Let $f(x) = \lfloor x \lfloor x \rfloor \rfloor$ for $x \ge 0.$
Find the number of possible values of $f(x)$ for $0 \le x \le 10.$
Note that once we plug our lower bound, $0,$ into the function, we get $0$ back. If we plug the upper bound, $10,$ into the function, we get $100$ back.
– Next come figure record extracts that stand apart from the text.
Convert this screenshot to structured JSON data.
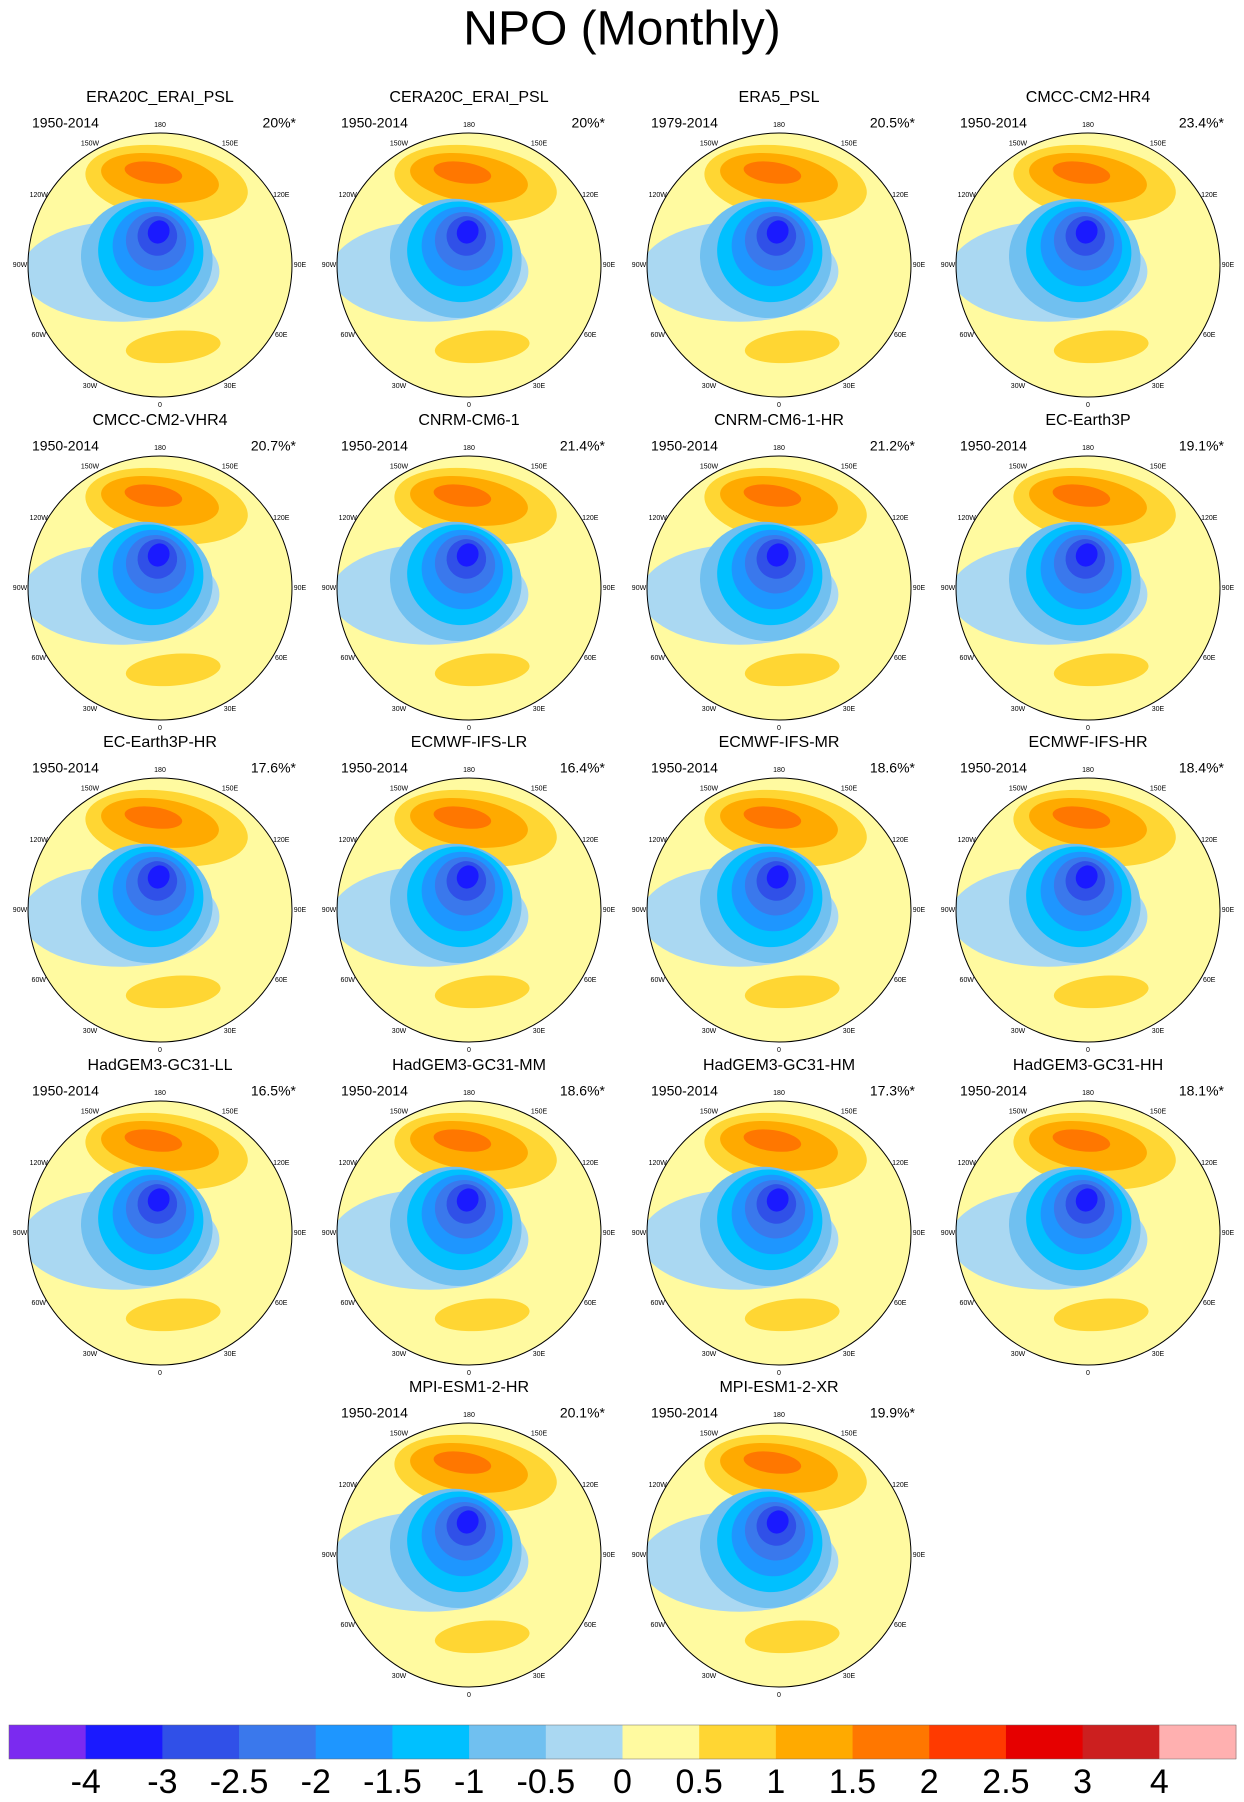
{
  "chart_data": {
    "type": "polar_map_panels",
    "title": "NPO (Monthly)",
    "longitude_labels": [
      "180",
      "150E",
      "120E",
      "90E",
      "60E",
      "30E",
      "0",
      "30W",
      "60W",
      "90W",
      "120W",
      "150W"
    ],
    "panels": [
      {
        "name": "ERA20C_ERAI_PSL",
        "period": "1950-2014",
        "variance": "20%*"
      },
      {
        "name": "CERA20C_ERAI_PSL",
        "period": "1950-2014",
        "variance": "20%*"
      },
      {
        "name": "ERA5_PSL",
        "period": "1979-2014",
        "variance": "20.5%*"
      },
      {
        "name": "CMCC-CM2-HR4",
        "period": "1950-2014",
        "variance": "23.4%*"
      },
      {
        "name": "CMCC-CM2-VHR4",
        "period": "1950-2014",
        "variance": "20.7%*"
      },
      {
        "name": "CNRM-CM6-1",
        "period": "1950-2014",
        "variance": "21.4%*"
      },
      {
        "name": "CNRM-CM6-1-HR",
        "period": "1950-2014",
        "variance": "21.2%*"
      },
      {
        "name": "EC-Earth3P",
        "period": "1950-2014",
        "variance": "19.1%*"
      },
      {
        "name": "EC-Earth3P-HR",
        "period": "1950-2014",
        "variance": "17.6%*"
      },
      {
        "name": "ECMWF-IFS-LR",
        "period": "1950-2014",
        "variance": "16.4%*"
      },
      {
        "name": "ECMWF-IFS-MR",
        "period": "1950-2014",
        "variance": "18.6%*"
      },
      {
        "name": "ECMWF-IFS-HR",
        "period": "1950-2014",
        "variance": "18.4%*"
      },
      {
        "name": "HadGEM3-GC31-LL",
        "period": "1950-2014",
        "variance": "16.5%*"
      },
      {
        "name": "HadGEM3-GC31-MM",
        "period": "1950-2014",
        "variance": "18.6%*"
      },
      {
        "name": "HadGEM3-GC31-HM",
        "period": "1950-2014",
        "variance": "17.3%*"
      },
      {
        "name": "HadGEM3-GC31-HH",
        "period": "1950-2014",
        "variance": "18.1%*"
      },
      {
        "name": "MPI-ESM1-2-HR",
        "period": "1950-2014",
        "variance": "20.1%*"
      },
      {
        "name": "MPI-ESM1-2-XR",
        "period": "1950-2014",
        "variance": "19.9%*"
      }
    ],
    "colorbar": {
      "colors": [
        "#7b2af0",
        "#1a1aff",
        "#3050e8",
        "#3a78ec",
        "#1e96ff",
        "#00c0ff",
        "#70c0f0",
        "#aad8f2",
        "#fffaa0",
        "#ffd633",
        "#ffaa00",
        "#ff7700",
        "#ff3a00",
        "#e60000",
        "#cc1f1f",
        "#ffb0b0"
      ],
      "levels": [
        -4,
        -3,
        -2.5,
        -2,
        -1.5,
        -1,
        -0.5,
        0,
        0.5,
        1,
        1.5,
        2,
        2.5,
        3,
        4
      ]
    }
  }
}
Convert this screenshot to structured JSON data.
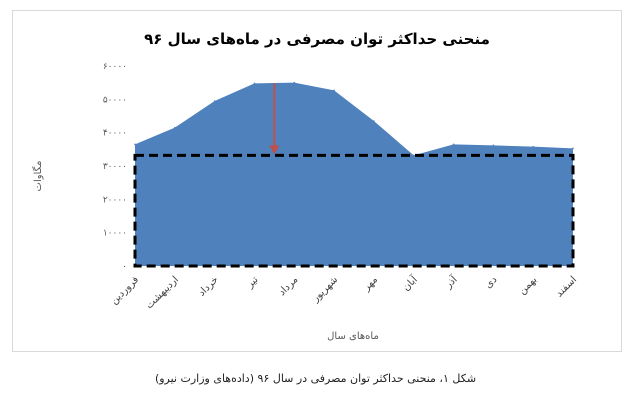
{
  "chart_data": {
    "type": "area",
    "title": "منحنی حداکثر توان مصرفی در ماه‌های سال ۹۶",
    "xlabel": "ماه‌های سال",
    "ylabel": "مگاوات",
    "categories": [
      "فروردین",
      "اردیبهشت",
      "خرداد",
      "تیر",
      "مرداد",
      "شهریور",
      "مهر",
      "آبان",
      "آذر",
      "دی",
      "بهمن",
      "اسفند"
    ],
    "series": [
      {
        "values": [
          36500,
          41500,
          49500,
          54800,
          55000,
          52700,
          43500,
          33200,
          36500,
          36200,
          35800,
          35300
        ]
      }
    ],
    "ylim": [
      0,
      60000
    ],
    "yticks": [
      0,
      10000,
      20000,
      30000,
      40000,
      50000,
      60000
    ],
    "ytick_labels": [
      "۰",
      "۱۰۰۰۰",
      "۲۰۰۰۰",
      "۳۰۰۰۰",
      "۴۰۰۰۰",
      "۵۰۰۰۰",
      "۶۰۰۰۰"
    ],
    "dashed_base_level": 33200,
    "arrow_category": "تیر",
    "grid": false,
    "colors": {
      "area": "#4f81bd",
      "arrow": "#c0504d",
      "dash": "#000000"
    }
  },
  "caption": "شکل ۱، منحنی حداکثر توان مصرفی در سال ۹۶ (داده‌های وزارت نیرو)"
}
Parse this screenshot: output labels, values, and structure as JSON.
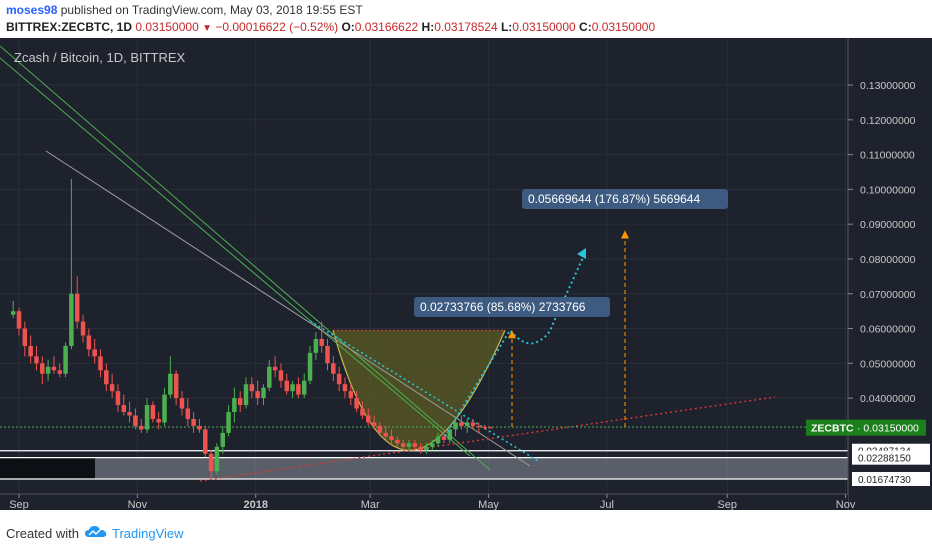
{
  "header": {
    "user": "moses98",
    "published": "published on TradingView.com, May 03, 2018 19:55 EST",
    "symbol": "BITTREX:ZECBTC, 1D",
    "price": "0.03150000",
    "change": "−0.00016622 (−0.52%)",
    "o_label": "O:",
    "o_value": "0.03166622",
    "h_label": "H:",
    "h_value": "0.03178524",
    "l_label": "L:",
    "l_value": "0.03150000",
    "c_label": "C:",
    "c_value": "0.03150000"
  },
  "footer": {
    "created": "Created with",
    "brand": "TradingView"
  },
  "colors": {
    "bg": "#1e222d",
    "grid": "#2a2e39",
    "up": "#4caf50",
    "down": "#ef5350",
    "green_line": "#4caf50",
    "cyan": "#26c6da",
    "red_dotted": "#e53935",
    "orange": "#ff9800",
    "cup_fill": "#6b6b1f",
    "label_bg": "#3d5a80"
  },
  "chart_data": {
    "type": "candlestick",
    "title": "Zcash / Bitcoin, 1D, BITTREX",
    "x_ticks": [
      "Sep",
      "Nov",
      "2018",
      "Mar",
      "May",
      "Jul",
      "Sep",
      "Nov"
    ],
    "y_ticks": [
      "0.13000000",
      "0.12000000",
      "0.11000000",
      "0.10000000",
      "0.09000000",
      "0.08000000",
      "0.07000000",
      "0.06000000",
      "0.05000000",
      "0.04000000"
    ],
    "ylim": [
      0.0135,
      0.137
    ],
    "yscale": "linear",
    "price_labels": [
      {
        "name": "ZECBTC",
        "value": "0.03150000",
        "y": 0.0315
      },
      {
        "value": "0.02487134",
        "y": 0.02487134
      },
      {
        "value": "0.02288150",
        "y": 0.0228815
      },
      {
        "value": "0.01674730",
        "y": 0.0167473
      }
    ],
    "annotations": [
      {
        "text": "0.02733766 (85.68%) 2733766"
      },
      {
        "text": "0.05669644 (176.87%) 5669644"
      }
    ],
    "candles": [
      [
        "2017-08-29",
        0.064,
        0.068,
        0.063,
        0.065
      ],
      [
        "2017-09-01",
        0.065,
        0.066,
        0.058,
        0.06
      ],
      [
        "2017-09-04",
        0.06,
        0.062,
        0.052,
        0.055
      ],
      [
        "2017-09-07",
        0.055,
        0.058,
        0.05,
        0.052
      ],
      [
        "2017-09-10",
        0.052,
        0.055,
        0.048,
        0.05
      ],
      [
        "2017-09-13",
        0.05,
        0.052,
        0.044,
        0.047
      ],
      [
        "2017-09-16",
        0.047,
        0.051,
        0.045,
        0.049
      ],
      [
        "2017-09-19",
        0.049,
        0.052,
        0.047,
        0.048
      ],
      [
        "2017-09-22",
        0.048,
        0.05,
        0.046,
        0.047
      ],
      [
        "2017-09-25",
        0.047,
        0.056,
        0.046,
        0.055
      ],
      [
        "2017-09-28",
        0.055,
        0.103,
        0.054,
        0.07
      ],
      [
        "2017-10-01",
        0.07,
        0.075,
        0.06,
        0.062
      ],
      [
        "2017-10-04",
        0.062,
        0.064,
        0.056,
        0.058
      ],
      [
        "2017-10-07",
        0.058,
        0.06,
        0.052,
        0.054
      ],
      [
        "2017-10-10",
        0.054,
        0.057,
        0.05,
        0.052
      ],
      [
        "2017-10-13",
        0.052,
        0.054,
        0.046,
        0.048
      ],
      [
        "2017-10-16",
        0.048,
        0.05,
        0.042,
        0.044
      ],
      [
        "2017-10-19",
        0.044,
        0.047,
        0.04,
        0.042
      ],
      [
        "2017-10-22",
        0.042,
        0.044,
        0.036,
        0.038
      ],
      [
        "2017-10-25",
        0.038,
        0.041,
        0.035,
        0.036
      ],
      [
        "2017-10-28",
        0.036,
        0.039,
        0.033,
        0.035
      ],
      [
        "2017-10-31",
        0.035,
        0.037,
        0.031,
        0.032
      ],
      [
        "2017-11-03",
        0.032,
        0.034,
        0.03,
        0.031
      ],
      [
        "2017-11-06",
        0.031,
        0.04,
        0.03,
        0.038
      ],
      [
        "2017-11-09",
        0.038,
        0.039,
        0.033,
        0.034
      ],
      [
        "2017-11-12",
        0.034,
        0.036,
        0.031,
        0.033
      ],
      [
        "2017-11-15",
        0.033,
        0.043,
        0.032,
        0.041
      ],
      [
        "2017-11-18",
        0.041,
        0.052,
        0.04,
        0.047
      ],
      [
        "2017-11-21",
        0.047,
        0.048,
        0.038,
        0.04
      ],
      [
        "2017-11-24",
        0.04,
        0.042,
        0.035,
        0.037
      ],
      [
        "2017-11-27",
        0.037,
        0.04,
        0.032,
        0.034
      ],
      [
        "2017-11-30",
        0.034,
        0.036,
        0.03,
        0.032
      ],
      [
        "2017-12-03",
        0.032,
        0.034,
        0.03,
        0.031
      ],
      [
        "2017-12-06",
        0.031,
        0.032,
        0.023,
        0.024
      ],
      [
        "2017-12-09",
        0.024,
        0.025,
        0.017,
        0.019
      ],
      [
        "2017-12-12",
        0.019,
        0.027,
        0.018,
        0.026
      ],
      [
        "2017-12-15",
        0.026,
        0.032,
        0.024,
        0.03
      ],
      [
        "2017-12-18",
        0.03,
        0.038,
        0.029,
        0.036
      ],
      [
        "2017-12-21",
        0.036,
        0.043,
        0.033,
        0.04
      ],
      [
        "2017-12-24",
        0.04,
        0.042,
        0.036,
        0.038
      ],
      [
        "2017-12-27",
        0.038,
        0.046,
        0.037,
        0.044
      ],
      [
        "2017-12-30",
        0.044,
        0.046,
        0.04,
        0.042
      ],
      [
        "2018-01-02",
        0.042,
        0.045,
        0.038,
        0.04
      ],
      [
        "2018-01-05",
        0.04,
        0.044,
        0.038,
        0.043
      ],
      [
        "2018-01-08",
        0.043,
        0.051,
        0.042,
        0.049
      ],
      [
        "2018-01-11",
        0.049,
        0.052,
        0.046,
        0.048
      ],
      [
        "2018-01-14",
        0.048,
        0.05,
        0.043,
        0.045
      ],
      [
        "2018-01-17",
        0.045,
        0.047,
        0.041,
        0.042
      ],
      [
        "2018-01-20",
        0.042,
        0.045,
        0.04,
        0.044
      ],
      [
        "2018-01-23",
        0.044,
        0.046,
        0.04,
        0.041
      ],
      [
        "2018-01-26",
        0.041,
        0.047,
        0.04,
        0.045
      ],
      [
        "2018-01-29",
        0.045,
        0.055,
        0.044,
        0.053
      ],
      [
        "2018-02-01",
        0.053,
        0.059,
        0.051,
        0.057
      ],
      [
        "2018-02-04",
        0.057,
        0.062,
        0.053,
        0.055
      ],
      [
        "2018-02-07",
        0.055,
        0.057,
        0.048,
        0.05
      ],
      [
        "2018-02-10",
        0.05,
        0.052,
        0.045,
        0.047
      ],
      [
        "2018-02-13",
        0.047,
        0.049,
        0.042,
        0.044
      ],
      [
        "2018-02-16",
        0.044,
        0.046,
        0.04,
        0.042
      ],
      [
        "2018-02-19",
        0.042,
        0.044,
        0.038,
        0.04
      ],
      [
        "2018-02-22",
        0.04,
        0.042,
        0.036,
        0.037
      ],
      [
        "2018-02-25",
        0.037,
        0.039,
        0.034,
        0.035
      ],
      [
        "2018-02-28",
        0.035,
        0.037,
        0.032,
        0.033
      ],
      [
        "2018-03-03",
        0.033,
        0.035,
        0.031,
        0.032
      ],
      [
        "2018-03-06",
        0.032,
        0.033,
        0.029,
        0.03
      ],
      [
        "2018-03-09",
        0.03,
        0.032,
        0.028,
        0.029
      ],
      [
        "2018-03-12",
        0.029,
        0.031,
        0.027,
        0.028
      ],
      [
        "2018-03-15",
        0.028,
        0.029,
        0.026,
        0.027
      ],
      [
        "2018-03-18",
        0.027,
        0.028,
        0.025,
        0.026
      ],
      [
        "2018-03-21",
        0.026,
        0.028,
        0.025,
        0.027
      ],
      [
        "2018-03-24",
        0.027,
        0.028,
        0.025,
        0.026
      ],
      [
        "2018-03-27",
        0.026,
        0.027,
        0.024,
        0.025
      ],
      [
        "2018-03-30",
        0.025,
        0.027,
        0.024,
        0.026
      ],
      [
        "2018-04-02",
        0.026,
        0.028,
        0.025,
        0.027
      ],
      [
        "2018-04-05",
        0.027,
        0.03,
        0.026,
        0.029
      ],
      [
        "2018-04-08",
        0.029,
        0.031,
        0.027,
        0.028
      ],
      [
        "2018-04-11",
        0.028,
        0.032,
        0.027,
        0.031
      ],
      [
        "2018-04-14",
        0.031,
        0.034,
        0.029,
        0.033
      ],
      [
        "2018-04-17",
        0.033,
        0.035,
        0.031,
        0.032
      ],
      [
        "2018-04-20",
        0.032,
        0.034,
        0.03,
        0.033
      ],
      [
        "2018-04-23",
        0.033,
        0.034,
        0.031,
        0.032
      ],
      [
        "2018-04-26",
        0.032,
        0.033,
        0.03,
        0.0317
      ],
      [
        "2018-04-29",
        0.0317,
        0.0323,
        0.031,
        0.0316
      ],
      [
        "2018-05-02",
        0.0316,
        0.0318,
        0.0315,
        0.0315
      ]
    ]
  }
}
Let's split our $x$ values into cases. When $x$ is in the range $0$ through $1,$ $1$ through $2,$ and so on all the way to $10.$
Testing out the first $5$ cases, we get:
\begin{align*} x \in [0, 1] \text{ there are $0$ values missing.} \\ x \in [1, 2] \text{ there are $2$ values missing.} \\ x \in [2, 3] \text{ there are $3$ values missing.} \\ x \in [3, 4] \text{ there are $4$ values missing.} \\ x \in [4, 5] \text{ there are $5$ values missing.} \\ \end{align*}
We can see that our missing values are going up in increments by $1.$
Hence, our solution is \begin{align*} &101-(0+2+3+4+5+6+7+8+9+10) \\ &=101-54 \\ &=\boxed{47}. \\ \end{align*}
Would this be the correct way to go?
I tried to see the problem otherwise to see if I would come to the same conclusion.
Same starting point as you, we will separate the values of $x$.
If $n\leq x<n+1$, then $$\lfloor x\lfloor x\rfloor\rfloor=\lfloor xn \rfloor$$ For $0\leq x<1$, the function is always $0$, so one possible value.
If $1\leq n<10$ then $$n^2\leq\lfloor xn\rfloor <n(n+1)=n^2+n$$ The number of possible values for the function is $n^2+n-n^2=n$.
Finally, if $n=10$, $f(10)=100$, one possible value.
The number of possible values is $$1+1+2+3+4+5+6+7+8+9+1=47$$ I used a different path and came to the same answer. So you are right.